# eBay of haunting



## chubacabra (Jul 19, 2004)

I just found an auction site, like eBay, that is specificaly for haunting and halloween. there isn't much on it now, but i think it will continue to grow.
take a look
www.hauntauction.com


----------



## Empress Nightshade (Jul 6, 2004)

Thanks for that info, Chubacabra!


----------



## DaveintheGrave (Feb 12, 2004)

Thanks for the information !! It must be kind of a seasonal thing. There's not much on it right now.


----------



## Haunted Plainfield (Mar 18, 2005)

Thanks for the info, the color scheme has to go. Ugh my eyes!

Also weary about using an auction site (or any online services) that doesn't make a phone number easily available. Yes, that includes eBay, but I have their direct number.

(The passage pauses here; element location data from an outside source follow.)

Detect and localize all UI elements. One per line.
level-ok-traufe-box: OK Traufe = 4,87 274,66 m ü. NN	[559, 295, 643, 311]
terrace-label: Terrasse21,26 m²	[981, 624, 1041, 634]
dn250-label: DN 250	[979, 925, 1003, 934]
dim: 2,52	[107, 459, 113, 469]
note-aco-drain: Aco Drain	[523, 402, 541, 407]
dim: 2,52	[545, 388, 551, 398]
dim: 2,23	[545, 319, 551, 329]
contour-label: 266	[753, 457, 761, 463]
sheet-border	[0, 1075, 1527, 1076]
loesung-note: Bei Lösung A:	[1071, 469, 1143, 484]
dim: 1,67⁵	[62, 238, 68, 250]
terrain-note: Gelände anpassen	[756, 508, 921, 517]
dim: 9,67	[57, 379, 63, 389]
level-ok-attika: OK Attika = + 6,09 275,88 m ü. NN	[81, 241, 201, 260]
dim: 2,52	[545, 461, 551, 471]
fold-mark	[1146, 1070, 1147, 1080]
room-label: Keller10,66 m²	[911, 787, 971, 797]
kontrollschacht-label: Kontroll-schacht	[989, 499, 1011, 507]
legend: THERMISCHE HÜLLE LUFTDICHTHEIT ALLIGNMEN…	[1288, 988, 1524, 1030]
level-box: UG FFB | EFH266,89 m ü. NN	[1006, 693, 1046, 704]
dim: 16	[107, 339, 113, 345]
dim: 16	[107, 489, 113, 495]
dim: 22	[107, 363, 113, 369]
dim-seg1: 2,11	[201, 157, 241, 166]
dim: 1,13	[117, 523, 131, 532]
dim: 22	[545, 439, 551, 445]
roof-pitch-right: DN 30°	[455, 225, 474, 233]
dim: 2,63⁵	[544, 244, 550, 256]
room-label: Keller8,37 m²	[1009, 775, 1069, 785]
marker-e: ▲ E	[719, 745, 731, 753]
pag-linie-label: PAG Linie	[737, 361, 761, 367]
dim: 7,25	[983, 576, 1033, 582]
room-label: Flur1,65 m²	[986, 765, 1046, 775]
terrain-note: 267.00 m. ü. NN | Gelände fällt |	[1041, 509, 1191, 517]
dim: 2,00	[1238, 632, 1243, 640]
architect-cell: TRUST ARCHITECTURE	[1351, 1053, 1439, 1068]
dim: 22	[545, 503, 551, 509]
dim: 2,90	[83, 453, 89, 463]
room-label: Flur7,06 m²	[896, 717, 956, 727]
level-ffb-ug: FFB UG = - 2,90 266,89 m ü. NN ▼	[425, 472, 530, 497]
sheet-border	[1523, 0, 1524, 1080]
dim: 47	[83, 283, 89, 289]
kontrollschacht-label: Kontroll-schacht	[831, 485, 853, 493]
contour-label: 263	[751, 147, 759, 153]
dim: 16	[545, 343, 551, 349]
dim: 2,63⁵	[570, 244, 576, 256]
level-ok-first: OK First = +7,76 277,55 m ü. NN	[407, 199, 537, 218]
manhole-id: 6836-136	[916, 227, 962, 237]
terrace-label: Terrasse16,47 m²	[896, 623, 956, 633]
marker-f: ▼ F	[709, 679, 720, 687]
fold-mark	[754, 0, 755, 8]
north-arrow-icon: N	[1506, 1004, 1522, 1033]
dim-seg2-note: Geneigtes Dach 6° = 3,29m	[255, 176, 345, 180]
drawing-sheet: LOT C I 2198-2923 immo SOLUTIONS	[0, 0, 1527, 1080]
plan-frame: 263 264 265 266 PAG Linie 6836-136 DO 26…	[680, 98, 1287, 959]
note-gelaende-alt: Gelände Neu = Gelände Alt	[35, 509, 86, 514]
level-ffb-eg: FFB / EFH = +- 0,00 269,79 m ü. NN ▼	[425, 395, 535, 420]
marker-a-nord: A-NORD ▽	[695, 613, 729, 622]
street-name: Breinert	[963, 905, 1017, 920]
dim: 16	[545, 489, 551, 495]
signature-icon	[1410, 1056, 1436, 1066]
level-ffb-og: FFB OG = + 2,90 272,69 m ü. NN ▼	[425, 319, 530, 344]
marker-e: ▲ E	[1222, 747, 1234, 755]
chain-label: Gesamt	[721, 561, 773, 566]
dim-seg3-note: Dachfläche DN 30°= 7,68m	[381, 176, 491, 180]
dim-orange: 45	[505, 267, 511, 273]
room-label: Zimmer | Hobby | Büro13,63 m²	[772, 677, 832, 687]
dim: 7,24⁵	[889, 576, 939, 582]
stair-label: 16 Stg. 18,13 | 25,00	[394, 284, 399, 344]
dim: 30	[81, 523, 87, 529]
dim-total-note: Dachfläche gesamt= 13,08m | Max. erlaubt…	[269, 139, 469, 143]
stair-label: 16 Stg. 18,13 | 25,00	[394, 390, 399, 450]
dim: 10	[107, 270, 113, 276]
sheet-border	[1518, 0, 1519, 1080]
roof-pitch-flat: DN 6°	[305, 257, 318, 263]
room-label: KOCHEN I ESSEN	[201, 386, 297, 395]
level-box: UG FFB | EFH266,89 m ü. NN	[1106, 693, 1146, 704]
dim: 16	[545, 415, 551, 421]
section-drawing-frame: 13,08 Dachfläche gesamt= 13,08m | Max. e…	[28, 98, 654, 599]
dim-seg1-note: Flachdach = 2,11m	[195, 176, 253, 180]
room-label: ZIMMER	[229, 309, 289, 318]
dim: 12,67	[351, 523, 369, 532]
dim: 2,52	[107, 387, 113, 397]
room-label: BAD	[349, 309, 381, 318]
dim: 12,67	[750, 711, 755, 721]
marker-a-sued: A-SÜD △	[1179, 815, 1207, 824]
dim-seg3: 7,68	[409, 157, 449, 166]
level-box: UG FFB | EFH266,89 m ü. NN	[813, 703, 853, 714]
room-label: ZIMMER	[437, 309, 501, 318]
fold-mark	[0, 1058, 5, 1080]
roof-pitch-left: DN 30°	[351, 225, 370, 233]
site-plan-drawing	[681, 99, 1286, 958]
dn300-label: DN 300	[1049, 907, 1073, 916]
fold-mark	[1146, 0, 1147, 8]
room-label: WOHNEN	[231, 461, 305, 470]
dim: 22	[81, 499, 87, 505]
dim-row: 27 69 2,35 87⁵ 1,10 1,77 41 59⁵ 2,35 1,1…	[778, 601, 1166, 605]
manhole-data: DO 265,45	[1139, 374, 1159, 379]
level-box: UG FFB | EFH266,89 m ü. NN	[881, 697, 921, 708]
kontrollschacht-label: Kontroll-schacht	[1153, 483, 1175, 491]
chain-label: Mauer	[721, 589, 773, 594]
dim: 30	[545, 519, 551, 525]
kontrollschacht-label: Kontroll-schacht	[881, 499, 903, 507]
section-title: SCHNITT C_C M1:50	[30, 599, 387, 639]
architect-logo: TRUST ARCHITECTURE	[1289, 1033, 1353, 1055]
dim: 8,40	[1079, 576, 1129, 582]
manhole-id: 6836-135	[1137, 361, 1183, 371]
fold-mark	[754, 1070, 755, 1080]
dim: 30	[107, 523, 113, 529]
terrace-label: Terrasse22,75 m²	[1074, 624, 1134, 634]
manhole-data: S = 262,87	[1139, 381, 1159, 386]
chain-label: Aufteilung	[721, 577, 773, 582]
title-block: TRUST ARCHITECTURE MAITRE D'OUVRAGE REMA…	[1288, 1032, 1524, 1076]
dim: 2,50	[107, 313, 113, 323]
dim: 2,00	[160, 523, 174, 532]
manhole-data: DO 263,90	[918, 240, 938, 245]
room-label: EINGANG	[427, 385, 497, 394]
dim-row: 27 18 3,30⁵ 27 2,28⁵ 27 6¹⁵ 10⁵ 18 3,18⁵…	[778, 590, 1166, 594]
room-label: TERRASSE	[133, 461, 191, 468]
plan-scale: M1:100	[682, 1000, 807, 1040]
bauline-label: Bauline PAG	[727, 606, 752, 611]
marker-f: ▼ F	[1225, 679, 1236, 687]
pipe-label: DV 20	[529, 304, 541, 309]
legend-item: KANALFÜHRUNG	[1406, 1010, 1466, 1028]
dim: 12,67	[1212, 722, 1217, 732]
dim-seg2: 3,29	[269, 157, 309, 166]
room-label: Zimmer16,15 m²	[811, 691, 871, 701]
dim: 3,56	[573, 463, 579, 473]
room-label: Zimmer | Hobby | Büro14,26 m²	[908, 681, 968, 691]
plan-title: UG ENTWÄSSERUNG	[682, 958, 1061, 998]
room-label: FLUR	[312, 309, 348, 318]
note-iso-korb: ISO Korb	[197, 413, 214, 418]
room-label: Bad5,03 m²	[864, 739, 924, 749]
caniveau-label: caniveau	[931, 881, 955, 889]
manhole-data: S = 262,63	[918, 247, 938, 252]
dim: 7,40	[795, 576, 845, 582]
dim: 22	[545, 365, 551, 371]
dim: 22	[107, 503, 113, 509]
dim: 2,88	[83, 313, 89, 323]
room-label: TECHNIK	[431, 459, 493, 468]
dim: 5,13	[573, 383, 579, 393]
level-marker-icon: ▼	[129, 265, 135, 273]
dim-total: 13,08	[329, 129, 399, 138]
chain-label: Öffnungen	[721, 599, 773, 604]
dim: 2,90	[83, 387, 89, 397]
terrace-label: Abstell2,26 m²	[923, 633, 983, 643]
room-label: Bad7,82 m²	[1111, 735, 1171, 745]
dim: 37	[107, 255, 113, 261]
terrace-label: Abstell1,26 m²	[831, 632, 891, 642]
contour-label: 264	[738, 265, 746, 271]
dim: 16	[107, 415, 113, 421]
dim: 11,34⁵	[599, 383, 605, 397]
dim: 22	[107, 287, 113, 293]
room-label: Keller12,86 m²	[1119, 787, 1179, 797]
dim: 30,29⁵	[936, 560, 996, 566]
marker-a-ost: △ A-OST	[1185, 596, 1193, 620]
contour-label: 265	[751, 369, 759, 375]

According to the site, it costs nothing to list your item, so where are they making their money? Are their fees if the item sells? not according to the site.

Again, the color scheme is killing my eyes.


----------



## CatMean (Jul 5, 2004)

it's ok, it's shut down anyway due to "lack of energy"


----------



## Empress Nightshade (Jul 6, 2004)

Yikes! REally?


----------



## Mastahh (Nov 4, 2003)

Hacked! Looks like someone hacked the site


----------



## Halloweiner (Oct 2, 2003)

Yeah. Some a**hole hacked the site and left this message:

Hacked by k4

Long life for DEMOCRATIC IRAN

**** the current Iranian government and all Arabs

---------------------------

Don't worry admin

It's for our (Iranian people) freedom 

مرگ بر رژیم خونخوار اخوندی

by the way....i fixed ur security hole


----------



## magicmatt (Aug 17, 2005)

http://www.hauntauction.com/cgi-bin/auction/auction.pl

it wasnt hacked.


----------



## SkullAndBone (Aug 18, 2005)

Hehe, that site screams buyer beware to me...


----------



## magicmatt (Aug 17, 2005)

hey, theres only one halloween auction, and its now unsafe. i have an idea...


----------